If you have a problem where no solution seems to fix it, there’s often one or two factors at play:

1. Until all the stakeholders admit there’s a problem, it doesn’t get fixed. A lot of the “smashed avocado” argument seems to be based on a reluctance to admit things have changed.

“We saved, we struggled, we didn’t go for instant gratification. Young people today have no idea”. I’ve been hearing versions of the same thing for years, including when I was a teenager.

The maths tells me things have changed.

2. If you try a solution and it doesn’t work, chances are you were trying to solve the wrong problem.

The current proposal of using superannuation to get a deposit is a case in point.
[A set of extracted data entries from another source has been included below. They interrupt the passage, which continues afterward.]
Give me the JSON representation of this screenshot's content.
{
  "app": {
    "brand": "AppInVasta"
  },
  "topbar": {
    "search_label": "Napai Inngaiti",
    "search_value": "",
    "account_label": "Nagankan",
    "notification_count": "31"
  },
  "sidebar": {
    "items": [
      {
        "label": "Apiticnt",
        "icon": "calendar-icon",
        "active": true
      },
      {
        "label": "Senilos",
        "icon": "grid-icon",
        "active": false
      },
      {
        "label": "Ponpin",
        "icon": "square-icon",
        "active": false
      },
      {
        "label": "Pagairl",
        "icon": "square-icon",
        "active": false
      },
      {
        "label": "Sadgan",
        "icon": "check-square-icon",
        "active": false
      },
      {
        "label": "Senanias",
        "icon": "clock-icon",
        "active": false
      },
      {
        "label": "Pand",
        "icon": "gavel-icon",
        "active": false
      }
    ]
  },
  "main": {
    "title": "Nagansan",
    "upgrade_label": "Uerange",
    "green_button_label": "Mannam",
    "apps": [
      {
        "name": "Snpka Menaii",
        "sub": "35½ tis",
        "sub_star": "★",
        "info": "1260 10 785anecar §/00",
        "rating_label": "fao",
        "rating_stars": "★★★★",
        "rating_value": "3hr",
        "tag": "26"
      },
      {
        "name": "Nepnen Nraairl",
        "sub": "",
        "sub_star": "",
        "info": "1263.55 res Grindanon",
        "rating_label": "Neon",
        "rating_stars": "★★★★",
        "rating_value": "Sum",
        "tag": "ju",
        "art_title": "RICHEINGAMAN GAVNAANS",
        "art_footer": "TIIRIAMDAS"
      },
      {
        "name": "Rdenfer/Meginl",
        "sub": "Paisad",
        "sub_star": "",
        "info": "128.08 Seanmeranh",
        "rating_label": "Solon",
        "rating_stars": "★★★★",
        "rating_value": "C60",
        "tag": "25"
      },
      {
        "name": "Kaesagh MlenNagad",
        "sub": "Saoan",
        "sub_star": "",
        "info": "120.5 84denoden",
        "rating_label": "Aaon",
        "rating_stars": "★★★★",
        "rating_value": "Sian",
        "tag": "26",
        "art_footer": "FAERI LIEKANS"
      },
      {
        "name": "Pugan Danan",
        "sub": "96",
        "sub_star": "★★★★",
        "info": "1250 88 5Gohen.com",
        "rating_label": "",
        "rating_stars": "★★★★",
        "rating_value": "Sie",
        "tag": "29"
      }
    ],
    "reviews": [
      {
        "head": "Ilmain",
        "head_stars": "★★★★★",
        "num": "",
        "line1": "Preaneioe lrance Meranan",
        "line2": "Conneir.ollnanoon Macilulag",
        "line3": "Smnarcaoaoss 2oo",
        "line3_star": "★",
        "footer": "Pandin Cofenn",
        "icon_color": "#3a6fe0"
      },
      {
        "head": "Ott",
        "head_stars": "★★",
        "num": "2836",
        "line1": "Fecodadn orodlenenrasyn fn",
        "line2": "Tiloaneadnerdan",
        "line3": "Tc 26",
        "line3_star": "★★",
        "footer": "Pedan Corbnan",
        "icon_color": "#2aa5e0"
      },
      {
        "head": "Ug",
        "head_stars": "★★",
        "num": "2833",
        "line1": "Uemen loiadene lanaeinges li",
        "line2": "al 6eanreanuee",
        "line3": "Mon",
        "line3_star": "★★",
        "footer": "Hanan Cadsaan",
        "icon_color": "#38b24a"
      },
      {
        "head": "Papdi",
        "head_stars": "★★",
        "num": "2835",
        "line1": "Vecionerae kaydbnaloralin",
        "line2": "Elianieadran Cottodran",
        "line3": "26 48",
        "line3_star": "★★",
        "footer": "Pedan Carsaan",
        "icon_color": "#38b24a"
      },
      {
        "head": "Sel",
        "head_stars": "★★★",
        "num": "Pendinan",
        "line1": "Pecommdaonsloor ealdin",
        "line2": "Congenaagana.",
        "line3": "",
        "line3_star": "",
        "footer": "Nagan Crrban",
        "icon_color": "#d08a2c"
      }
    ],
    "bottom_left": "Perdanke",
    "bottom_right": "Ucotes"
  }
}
This assumes the deposit is the problem. It’s not. It’s symptomatic of the larger problem.

Saving for a deposit shows a track record of the ability to save. In the eyes of the lender this is an indicator of lower risk to approve the loan.

As Paul Keating pointed out (in his usual eloquent style), all this will do is drive up prices.

The current problem is best shown by the ratio of average house price to average income. By any indicator this ratio has grown.

Mathematically, if you want to increase the rate of home ownership, there are only two options. Income either goes up or house prices go down.

Incomes have been stagnant for some time and there’s nothing to suggest this will change for now.

A drop in house prices in the past has created substantial economic disruption. No politician wants to trigger that.

At the core is an assumption home ownership is necessary. That has been the case for the last 100 years or so in the West. Perhaps like so many other areas, this is changing and new models will appear.

In the meantime, my advice to “young people” is enjoy those smashy’s. They’re tasty and their a lot healthier than the food I ate at their age.